Earlier in October, the federal government indicated that all provinces must have a carbon pricing plan in place by 2018 that meets a minimum of $10 per tonne, rising by $10 per year to a cost of $50 per tonne of emitted carbon dioxide by 2022.
As Canada’s second worst offender for greenhouse gas emissions (GHG), the transportation industry comprises 23% of the country’s annual GHG output. Within the sector, freight trucking accounts for more than 54 megatonnes of GHGs each year, specifically representing 7.5% of Canada’s annual GHG emission total, according to Environment Canada. GHGs are gases that allow allow heat from the sun to enter the Earth’s atmosphere, but prevents it from exiting, like a greenhouse.
Joe Rogers, Delphi Group director of research and technology services, who holds a doctorate in chemical engineering, told the Atlantic Provinces Trucking Association’s Transportation Summit in Moncton, NB, that companies are beginning to analyze GHG outputs throughout their supply chain.
“As you go through the supply chain, carriers are only going to represent a piece of that, but I can think of some specific examples of clients who are looking at their carriers because it’s a significant enough a piece of what they do. The issue is how widely you want to cast your net when you’re looking at these issues,” said Rogers from the boutique consulting company.
Rogers said the primary backdrop for Canada’s $37-billion-dollar trucking industry is the reality that fuel comprises some 35% of the industry’s total operating costs. He speculated that the feds could introduce a stricter mandate for minimum renewable fuel content, but even if that doesn’t happen, fuel continues to be a target, and regulations are bound to increase even further if Canada expects to meet its GHG reduction targets, predicts Rogers.
“Everything that’s on the table still does not meet Canada’s target. You end up with gaps between what we say we’re going to do, and what we actually need to do,” warned Rogers, calling it an “ambition gap”. “Fuel consumption is one of the places the government can do more,” he said.

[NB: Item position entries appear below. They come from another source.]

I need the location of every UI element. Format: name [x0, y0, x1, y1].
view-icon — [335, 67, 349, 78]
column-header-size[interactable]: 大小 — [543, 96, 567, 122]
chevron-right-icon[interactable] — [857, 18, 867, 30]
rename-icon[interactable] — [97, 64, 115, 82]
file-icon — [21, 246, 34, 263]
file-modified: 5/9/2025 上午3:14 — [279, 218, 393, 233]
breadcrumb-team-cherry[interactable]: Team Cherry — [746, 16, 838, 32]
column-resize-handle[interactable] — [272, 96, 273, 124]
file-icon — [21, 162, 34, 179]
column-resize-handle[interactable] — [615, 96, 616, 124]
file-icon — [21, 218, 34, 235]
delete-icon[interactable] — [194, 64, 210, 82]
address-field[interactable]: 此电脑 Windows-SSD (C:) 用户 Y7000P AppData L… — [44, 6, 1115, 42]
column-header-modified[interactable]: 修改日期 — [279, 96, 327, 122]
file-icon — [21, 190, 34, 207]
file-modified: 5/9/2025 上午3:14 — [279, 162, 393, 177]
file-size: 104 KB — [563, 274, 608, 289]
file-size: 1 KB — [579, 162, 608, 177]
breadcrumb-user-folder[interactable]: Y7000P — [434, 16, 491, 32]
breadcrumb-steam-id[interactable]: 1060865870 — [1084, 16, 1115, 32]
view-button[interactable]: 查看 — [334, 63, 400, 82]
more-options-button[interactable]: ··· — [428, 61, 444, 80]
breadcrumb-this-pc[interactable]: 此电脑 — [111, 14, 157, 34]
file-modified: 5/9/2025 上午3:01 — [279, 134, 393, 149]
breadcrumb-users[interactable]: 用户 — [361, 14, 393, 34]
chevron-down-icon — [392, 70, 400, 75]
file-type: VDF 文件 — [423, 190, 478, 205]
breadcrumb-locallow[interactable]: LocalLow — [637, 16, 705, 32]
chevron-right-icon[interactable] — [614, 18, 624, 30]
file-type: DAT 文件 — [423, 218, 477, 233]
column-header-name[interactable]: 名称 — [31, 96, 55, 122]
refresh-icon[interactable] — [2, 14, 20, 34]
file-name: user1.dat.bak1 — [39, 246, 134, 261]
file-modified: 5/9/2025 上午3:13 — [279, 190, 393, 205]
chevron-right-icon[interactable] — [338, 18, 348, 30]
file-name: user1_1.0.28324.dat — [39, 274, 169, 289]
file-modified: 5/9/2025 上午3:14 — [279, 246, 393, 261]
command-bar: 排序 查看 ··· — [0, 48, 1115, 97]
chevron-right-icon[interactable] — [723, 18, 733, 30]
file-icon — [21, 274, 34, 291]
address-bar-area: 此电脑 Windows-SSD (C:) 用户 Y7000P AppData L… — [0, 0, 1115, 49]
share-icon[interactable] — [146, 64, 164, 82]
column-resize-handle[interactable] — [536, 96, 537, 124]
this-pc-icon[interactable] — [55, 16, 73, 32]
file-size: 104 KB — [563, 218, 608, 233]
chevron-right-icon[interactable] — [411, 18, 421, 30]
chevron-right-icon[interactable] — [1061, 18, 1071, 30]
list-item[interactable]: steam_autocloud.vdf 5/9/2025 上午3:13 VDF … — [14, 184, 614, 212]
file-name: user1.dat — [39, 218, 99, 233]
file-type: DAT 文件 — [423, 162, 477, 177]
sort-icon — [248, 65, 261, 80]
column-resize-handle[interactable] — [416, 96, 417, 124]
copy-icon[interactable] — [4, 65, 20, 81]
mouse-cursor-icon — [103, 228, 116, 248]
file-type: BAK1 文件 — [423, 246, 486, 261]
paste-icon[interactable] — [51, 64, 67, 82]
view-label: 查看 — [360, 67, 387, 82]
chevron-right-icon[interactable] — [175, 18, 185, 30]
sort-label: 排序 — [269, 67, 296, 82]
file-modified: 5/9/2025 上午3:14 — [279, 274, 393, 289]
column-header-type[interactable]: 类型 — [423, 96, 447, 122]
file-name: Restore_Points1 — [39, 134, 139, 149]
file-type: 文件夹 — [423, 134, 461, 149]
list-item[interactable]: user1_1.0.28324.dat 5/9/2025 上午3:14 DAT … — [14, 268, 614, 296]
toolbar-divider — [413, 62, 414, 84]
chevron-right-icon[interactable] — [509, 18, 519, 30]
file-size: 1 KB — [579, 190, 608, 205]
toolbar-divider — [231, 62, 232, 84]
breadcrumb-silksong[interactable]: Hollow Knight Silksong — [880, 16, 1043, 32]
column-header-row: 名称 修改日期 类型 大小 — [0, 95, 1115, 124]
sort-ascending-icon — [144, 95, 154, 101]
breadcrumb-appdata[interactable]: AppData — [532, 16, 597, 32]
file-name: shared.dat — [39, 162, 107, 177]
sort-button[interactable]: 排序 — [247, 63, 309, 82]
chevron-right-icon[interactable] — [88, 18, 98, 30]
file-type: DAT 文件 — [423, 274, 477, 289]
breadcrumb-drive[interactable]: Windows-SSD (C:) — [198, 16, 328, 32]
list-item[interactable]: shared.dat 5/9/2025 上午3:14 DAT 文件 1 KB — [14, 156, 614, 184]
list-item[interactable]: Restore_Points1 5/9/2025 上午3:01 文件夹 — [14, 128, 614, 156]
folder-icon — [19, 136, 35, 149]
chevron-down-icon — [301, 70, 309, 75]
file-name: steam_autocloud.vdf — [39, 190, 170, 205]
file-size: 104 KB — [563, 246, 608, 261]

Under the Liberals current plan of introducing a minimum carbon tax of $10 per tonne, it would mean a 3.5 cent increase to the price of diesel in 2018, increasing annually up to an additional 14 cents per litre by 2022, when carbon would be priced at $50 per tonne of carbon dioxide.
“It has been proven that this is a good way to stop major emitters from fuelling climate change and threatening the entire planet,” Prime Minister Justin Trudeau told the House of Commons on Oct. 3, as he unveiled the national carbon tax timeline. The announcement prompted three provincial environment ministers to leave the session.

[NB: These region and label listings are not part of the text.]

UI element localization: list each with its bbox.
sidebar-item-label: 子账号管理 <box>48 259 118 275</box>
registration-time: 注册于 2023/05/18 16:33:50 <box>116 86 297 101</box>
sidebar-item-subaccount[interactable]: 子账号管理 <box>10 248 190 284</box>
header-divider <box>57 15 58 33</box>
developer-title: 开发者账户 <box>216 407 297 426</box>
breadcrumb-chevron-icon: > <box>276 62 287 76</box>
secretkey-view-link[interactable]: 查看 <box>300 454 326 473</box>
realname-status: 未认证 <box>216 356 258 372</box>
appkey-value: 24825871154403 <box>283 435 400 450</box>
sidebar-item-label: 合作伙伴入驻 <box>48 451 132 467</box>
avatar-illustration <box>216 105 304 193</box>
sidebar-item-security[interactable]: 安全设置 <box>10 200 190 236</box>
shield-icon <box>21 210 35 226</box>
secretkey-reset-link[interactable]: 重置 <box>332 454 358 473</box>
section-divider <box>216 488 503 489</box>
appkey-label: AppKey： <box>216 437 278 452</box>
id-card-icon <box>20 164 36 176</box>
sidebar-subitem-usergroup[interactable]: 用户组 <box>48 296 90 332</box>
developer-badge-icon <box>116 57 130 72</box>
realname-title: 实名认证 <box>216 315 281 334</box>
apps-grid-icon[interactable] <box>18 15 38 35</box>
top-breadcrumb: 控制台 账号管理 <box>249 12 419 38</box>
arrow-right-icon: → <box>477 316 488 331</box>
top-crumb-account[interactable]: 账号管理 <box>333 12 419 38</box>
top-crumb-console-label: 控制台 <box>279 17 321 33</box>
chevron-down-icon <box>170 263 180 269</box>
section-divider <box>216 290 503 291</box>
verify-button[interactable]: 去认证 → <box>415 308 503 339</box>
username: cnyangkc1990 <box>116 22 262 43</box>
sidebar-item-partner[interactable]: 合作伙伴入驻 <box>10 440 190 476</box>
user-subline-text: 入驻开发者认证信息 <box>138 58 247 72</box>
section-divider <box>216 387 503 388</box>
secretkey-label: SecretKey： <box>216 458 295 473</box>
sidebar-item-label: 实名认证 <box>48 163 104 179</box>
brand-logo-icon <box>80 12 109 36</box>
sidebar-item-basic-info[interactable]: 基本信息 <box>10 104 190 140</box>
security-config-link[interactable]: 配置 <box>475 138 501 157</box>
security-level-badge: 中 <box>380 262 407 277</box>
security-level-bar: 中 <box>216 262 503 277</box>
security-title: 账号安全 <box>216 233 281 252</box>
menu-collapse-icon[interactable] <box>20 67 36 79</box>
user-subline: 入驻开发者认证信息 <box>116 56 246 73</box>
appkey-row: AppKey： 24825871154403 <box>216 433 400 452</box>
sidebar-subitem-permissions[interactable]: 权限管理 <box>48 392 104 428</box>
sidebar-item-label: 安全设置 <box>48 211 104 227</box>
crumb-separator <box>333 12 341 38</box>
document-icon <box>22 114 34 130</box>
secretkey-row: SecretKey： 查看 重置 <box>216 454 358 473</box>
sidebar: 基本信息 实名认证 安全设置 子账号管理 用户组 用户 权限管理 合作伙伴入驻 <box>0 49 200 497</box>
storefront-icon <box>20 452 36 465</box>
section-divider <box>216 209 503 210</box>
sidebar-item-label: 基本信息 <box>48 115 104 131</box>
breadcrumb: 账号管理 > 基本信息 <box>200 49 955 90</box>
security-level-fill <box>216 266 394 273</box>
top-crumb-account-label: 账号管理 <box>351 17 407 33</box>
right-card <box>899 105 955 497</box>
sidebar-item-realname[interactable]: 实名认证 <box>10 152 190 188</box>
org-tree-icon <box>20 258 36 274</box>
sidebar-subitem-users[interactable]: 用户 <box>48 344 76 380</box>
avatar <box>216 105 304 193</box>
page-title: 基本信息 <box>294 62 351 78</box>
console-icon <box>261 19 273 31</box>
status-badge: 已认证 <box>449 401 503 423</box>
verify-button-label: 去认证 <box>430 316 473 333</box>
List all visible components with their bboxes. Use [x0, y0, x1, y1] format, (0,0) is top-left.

In the 2016 federal budget, Trudeau allocated $2 billion for a Low-Carbon Economy Fund.
British Columbia, Alberta, Ontario and Quebec already have a direct tax on carbon or utilize a cap and trade framework. Rogers said that while polluters pay a carbon tax equally, a cap and trade system is more focused on isolating where GHG reductions can be made with the smallest financial impact on companies.
Under the new Liberal plan, provinces will be able to maintain their current carbon plan if it meets the minimum of the pending federal carbon plan, or otherwise shows “equivalency of effect”.
“It may be streamlined for Canada in the future, but for now everything will change when you cross a border,” said Rogers, who noted that policy differences may get quite complicated from province to province. “Very significant policies and reductions need to come into place from the world’s largest emitters.”
Revenue raised from the carbon tax is reinvested into green infrastructure, consumer rebates and renewable energy projects.